McCabe watched in silence as she took the case chart from Assistant Pathologist Jose Guerrera and began reading aloud. ‘Today is September 17, 2005. This is case number 106-97-4482. Katherine Dubois. Caucasian female. Sixteen years old. Date of birth, July 14, 1989. The body has been positively identified by the deceased’s mother, Joanne Ceglia of 324 Dexter Street, Portland, Maine. Height 5′ 3?″. Weight 106 pounds, 45.2 kilograms.’ She continued reviewing the preliminaries, recording additional findings on the file as she proceeded. She checked the photographs Guerrera had taken earlier and found them acceptable.
Terri then began a close examination of the body that had once been Katie Dubois. She identified nine second-degree circular burns, each about half an inch in diameter, that had been randomly inflicted, six on Katie’s chest, three on her inner thighs.
‘Was she burned postmortem or ante?’ asked McCabe.
‘Ante,’ said Terri. ‘Postmortem tissue doesn’t redden like this.’
Why on earth did he burn her? McCabe wondered. Why did he have to do that, too? Was it punishment for defiance? Lying there on the autopsy table, Katie seemed so slight, her barely developed body so childlike, so vulnerable in death, McCabe found it hard to imagine that she’d been anything but terrified, anything but compliant.
McCabe watched Terri closely as she worked. She was humming an old Beatles song, ‘Hey Jude,’ tunelessly, probably mindlessly, to herself. She painstakingly checked every millimeter, looking for hairs or fibers that weren’t Katie’s, for anything that might provide a clue to where the girl had been and whom she’d been with. She found nothing. Terri checked both fingernails and toenails for traces of skin or hair that might have been scratched from an attacker during a struggle. As he watched, McCabe noticed Katie’s toenails were painted an assortment of bright colors, each toe a different color, a smiley face drawn on the big toe where someone, probably Guerrera, had earlier hung an ID tag identifying Katie as case number 106-97-4482. McCabe hadn’t seen the nail polish in the gloom of the scrap yard and chided himself for carelessness. Again Terri found nothing. ‘Clean as a whistle,’ she murmured more to herself than to the cops.

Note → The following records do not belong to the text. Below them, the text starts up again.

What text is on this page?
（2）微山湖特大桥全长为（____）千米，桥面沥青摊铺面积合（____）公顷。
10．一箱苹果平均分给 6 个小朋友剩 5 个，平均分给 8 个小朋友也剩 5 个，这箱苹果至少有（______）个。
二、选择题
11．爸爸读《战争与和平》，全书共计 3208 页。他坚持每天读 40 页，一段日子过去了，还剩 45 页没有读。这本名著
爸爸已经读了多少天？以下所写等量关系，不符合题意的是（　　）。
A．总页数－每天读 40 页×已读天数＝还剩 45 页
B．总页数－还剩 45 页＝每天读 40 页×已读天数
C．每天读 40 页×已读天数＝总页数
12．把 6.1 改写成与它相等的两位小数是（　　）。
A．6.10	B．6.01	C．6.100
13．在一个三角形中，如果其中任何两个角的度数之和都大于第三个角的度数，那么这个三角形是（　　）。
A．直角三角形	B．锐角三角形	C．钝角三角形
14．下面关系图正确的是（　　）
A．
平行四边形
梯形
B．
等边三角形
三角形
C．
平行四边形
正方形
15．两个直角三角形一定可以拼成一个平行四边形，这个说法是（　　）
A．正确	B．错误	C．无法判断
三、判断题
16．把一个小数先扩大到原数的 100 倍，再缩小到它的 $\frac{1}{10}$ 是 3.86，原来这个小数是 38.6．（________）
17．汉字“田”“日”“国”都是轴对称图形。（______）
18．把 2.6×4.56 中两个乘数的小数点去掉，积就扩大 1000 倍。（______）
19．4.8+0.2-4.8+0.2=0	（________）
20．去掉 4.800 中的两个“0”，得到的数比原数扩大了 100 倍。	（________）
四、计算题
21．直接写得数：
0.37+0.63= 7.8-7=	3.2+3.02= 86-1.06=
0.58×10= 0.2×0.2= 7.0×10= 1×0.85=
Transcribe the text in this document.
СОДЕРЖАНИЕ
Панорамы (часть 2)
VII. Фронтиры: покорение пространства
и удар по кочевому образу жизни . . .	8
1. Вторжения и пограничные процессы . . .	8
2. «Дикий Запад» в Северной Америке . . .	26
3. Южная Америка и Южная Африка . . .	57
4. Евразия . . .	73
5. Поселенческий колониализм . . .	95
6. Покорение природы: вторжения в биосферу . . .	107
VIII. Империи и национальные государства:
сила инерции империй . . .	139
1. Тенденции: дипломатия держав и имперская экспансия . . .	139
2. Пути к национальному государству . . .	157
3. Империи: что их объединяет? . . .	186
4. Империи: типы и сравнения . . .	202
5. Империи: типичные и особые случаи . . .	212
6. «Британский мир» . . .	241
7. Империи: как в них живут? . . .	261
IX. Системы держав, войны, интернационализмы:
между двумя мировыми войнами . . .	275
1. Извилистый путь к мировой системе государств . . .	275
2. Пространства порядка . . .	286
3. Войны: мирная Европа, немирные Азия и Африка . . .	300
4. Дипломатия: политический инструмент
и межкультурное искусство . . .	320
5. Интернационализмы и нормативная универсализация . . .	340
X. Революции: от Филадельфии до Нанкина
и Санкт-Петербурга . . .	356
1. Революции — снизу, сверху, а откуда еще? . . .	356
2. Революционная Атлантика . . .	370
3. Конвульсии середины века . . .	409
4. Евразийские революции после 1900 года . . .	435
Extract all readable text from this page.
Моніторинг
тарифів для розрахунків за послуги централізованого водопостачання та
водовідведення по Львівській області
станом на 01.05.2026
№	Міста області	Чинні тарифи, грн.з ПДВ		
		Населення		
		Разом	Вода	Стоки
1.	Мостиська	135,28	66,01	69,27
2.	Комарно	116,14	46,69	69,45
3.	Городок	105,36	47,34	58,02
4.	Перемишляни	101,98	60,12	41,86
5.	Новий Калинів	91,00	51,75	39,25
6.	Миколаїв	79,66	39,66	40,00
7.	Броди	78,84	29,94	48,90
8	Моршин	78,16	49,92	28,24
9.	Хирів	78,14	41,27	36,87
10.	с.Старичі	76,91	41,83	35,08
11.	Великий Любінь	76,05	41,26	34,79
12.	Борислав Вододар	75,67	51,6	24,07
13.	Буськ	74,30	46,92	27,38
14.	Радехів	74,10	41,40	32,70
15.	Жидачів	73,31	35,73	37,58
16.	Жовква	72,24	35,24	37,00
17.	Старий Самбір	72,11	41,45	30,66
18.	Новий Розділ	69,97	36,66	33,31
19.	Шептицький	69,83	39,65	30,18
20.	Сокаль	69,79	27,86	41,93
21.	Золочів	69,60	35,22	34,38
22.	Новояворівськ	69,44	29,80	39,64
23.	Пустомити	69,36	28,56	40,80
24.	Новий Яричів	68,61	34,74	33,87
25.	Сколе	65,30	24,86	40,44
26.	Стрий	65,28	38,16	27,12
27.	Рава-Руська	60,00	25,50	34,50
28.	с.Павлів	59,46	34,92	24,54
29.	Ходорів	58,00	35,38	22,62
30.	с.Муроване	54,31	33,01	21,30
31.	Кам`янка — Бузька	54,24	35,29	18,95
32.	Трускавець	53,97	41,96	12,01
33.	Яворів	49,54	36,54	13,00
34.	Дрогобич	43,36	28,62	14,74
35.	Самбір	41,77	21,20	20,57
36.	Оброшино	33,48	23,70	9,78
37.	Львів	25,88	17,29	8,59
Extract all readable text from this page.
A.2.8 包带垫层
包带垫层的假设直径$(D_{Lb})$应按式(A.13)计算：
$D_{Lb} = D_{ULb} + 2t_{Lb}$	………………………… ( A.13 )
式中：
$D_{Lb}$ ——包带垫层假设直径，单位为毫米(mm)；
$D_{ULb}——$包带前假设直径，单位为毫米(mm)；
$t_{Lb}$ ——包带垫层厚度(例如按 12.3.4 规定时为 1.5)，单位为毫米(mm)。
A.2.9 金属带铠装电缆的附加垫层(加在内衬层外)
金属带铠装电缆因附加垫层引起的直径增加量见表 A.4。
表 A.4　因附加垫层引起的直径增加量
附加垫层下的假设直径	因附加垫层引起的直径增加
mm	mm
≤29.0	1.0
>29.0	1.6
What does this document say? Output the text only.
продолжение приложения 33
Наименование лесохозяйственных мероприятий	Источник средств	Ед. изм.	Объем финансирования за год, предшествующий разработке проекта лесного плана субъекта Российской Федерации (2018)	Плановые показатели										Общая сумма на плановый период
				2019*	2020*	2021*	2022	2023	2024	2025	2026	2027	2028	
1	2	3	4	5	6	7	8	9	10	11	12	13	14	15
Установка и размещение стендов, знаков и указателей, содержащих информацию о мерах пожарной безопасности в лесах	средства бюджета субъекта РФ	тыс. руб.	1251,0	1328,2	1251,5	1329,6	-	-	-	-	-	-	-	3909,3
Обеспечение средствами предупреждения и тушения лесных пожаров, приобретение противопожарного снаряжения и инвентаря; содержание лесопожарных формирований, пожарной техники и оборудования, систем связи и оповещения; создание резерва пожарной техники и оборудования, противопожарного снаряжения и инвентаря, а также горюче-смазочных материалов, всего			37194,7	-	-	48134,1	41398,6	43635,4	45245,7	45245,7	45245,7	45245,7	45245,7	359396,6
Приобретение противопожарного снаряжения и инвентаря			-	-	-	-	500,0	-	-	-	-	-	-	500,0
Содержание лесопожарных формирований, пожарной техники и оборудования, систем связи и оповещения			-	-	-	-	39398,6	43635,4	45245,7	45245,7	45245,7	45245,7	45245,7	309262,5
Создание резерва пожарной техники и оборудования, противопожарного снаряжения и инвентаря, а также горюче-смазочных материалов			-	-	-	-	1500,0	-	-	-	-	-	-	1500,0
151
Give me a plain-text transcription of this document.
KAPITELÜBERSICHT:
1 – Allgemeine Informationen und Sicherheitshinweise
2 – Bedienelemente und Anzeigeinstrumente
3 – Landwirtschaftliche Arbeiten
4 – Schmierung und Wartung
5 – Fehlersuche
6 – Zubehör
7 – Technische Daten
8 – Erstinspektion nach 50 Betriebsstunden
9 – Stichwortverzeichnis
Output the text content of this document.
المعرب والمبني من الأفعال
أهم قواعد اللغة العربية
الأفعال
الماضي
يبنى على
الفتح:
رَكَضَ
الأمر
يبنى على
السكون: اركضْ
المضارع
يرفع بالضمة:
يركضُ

Terri then swabbed Katie’s vaginal and anal cavities for traces of semen. Though he’d attended dozens of autopsies of women who had been sexually attacked, this time, for the first time, McCabe felt he was intruding in a place he shouldn’t go. He imagined Casey’s body laid out like this on a stainless steel autopsy table, exposed under bright lights to faceless cops and probing pathologists, and he wished he were somewhere else. He forced the image from his mind. He knew he had to be here both for himself and for the girl – in a way, for Casey, too. Terri spoke for the record. ‘There is severe vaginal and anal bruising indicating rough sex or possibly insertion of a dildo or other foreign object. The subject may have been raped multiple times prior to death.’
Guerrera reported that the swabs came up negative for semen. ‘Either he used a condom or maybe he was just as happy playing with toys.’ He spoke with a soft Castilian accent that seemed somehow out of place in this cold sterile room.